Money advice seeks to help those in financial difficulty; usually through changes in circumstances such as, sickness, disability, bereavement, separation and unemployment. It assists those who can no longer meet their financial commitments to stabilise their financial position. People in debt can be at risk of losing their homes, their goods, their essential services and sometimes their liberty. They are also likely to be suffering the more personal effect of debt, such as, stress, relationship breakdown, or mental or physical illness.
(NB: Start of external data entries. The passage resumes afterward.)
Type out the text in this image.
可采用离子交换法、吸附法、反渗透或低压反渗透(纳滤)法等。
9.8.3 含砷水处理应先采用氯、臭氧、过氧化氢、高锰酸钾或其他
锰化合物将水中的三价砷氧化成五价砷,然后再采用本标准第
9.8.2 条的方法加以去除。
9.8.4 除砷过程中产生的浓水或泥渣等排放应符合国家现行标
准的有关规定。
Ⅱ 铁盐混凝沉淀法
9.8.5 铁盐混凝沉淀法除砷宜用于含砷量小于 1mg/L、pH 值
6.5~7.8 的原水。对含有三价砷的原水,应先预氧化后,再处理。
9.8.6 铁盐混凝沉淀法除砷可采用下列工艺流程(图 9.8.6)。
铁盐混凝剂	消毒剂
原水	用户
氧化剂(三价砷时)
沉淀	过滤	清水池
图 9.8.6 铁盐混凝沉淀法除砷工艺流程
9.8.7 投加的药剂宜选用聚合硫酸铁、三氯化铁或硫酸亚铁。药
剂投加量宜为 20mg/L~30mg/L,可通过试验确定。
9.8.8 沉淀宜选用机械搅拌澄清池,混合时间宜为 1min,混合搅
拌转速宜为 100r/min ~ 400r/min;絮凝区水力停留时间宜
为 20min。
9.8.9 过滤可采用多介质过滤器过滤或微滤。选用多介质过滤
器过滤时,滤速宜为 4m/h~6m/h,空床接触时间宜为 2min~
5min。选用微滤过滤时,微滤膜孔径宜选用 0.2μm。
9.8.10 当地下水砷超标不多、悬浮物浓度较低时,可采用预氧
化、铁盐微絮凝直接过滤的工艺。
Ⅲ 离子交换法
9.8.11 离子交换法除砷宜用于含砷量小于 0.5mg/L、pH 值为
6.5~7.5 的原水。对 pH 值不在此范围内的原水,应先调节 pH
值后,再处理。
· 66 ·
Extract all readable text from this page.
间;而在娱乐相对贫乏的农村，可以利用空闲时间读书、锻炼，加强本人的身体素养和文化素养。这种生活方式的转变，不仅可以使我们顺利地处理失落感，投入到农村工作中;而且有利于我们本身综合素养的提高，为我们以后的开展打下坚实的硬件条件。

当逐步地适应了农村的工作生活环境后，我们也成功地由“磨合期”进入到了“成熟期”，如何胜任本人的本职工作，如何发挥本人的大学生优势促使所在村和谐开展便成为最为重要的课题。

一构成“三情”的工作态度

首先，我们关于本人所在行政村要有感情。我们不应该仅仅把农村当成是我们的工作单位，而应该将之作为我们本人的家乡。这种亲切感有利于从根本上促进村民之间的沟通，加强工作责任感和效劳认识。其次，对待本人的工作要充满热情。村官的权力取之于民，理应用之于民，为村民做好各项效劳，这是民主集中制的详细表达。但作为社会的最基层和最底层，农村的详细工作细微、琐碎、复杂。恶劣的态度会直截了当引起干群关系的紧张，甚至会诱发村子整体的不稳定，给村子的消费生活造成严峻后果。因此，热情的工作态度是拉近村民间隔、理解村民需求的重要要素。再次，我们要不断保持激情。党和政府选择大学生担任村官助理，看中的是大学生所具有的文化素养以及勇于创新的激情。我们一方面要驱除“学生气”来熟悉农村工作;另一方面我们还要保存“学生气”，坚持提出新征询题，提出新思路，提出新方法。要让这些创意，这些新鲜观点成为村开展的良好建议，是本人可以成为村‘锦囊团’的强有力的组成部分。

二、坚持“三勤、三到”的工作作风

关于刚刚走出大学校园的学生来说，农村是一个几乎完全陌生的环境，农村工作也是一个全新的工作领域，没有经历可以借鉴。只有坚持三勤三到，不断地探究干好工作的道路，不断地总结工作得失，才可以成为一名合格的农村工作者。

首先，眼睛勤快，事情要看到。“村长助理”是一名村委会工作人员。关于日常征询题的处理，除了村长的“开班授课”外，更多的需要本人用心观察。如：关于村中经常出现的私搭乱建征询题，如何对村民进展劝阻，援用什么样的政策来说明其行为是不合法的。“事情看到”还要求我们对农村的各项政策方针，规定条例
Money advice can minimize these and help retain homes and belongings, provide sufficient money to feed and clothe families and enable debts to be repaid at affordable rates.

Money Advice on debt provides help by:

  • Maximising income.
  • Prioritising individual debts.
  • Budget planning.
  • Organising a repayment plan with creditors.

Two illustration of how Money Advice can help:

78 year old Miss F lives alone in a private rented flat in Manchester on a state pension of £87 per week. Her local council had calculated her Housing Benefit and Council Tax Benefit incorrectly. Following the intervention of the Money Adviser, she received £330 in backdated benefit and an ongoing extra £14 per week benefit. The adviser also advised her to claim Minimum Income Guarantee and Pension Credit which resulted in an extra £19 per week.

47 year old Dr R lives in North London in a council rented property and his income is £110 per week. He has been unable to work for a number of years due to multiple mental and physical health problems. He has loan and credit cards of £20,000 in total. The money adviser successfully negotiated a reduced payment arrangement plan of £51 per month with interest frozen. Dr R has since consistently maintained this payment arrangement.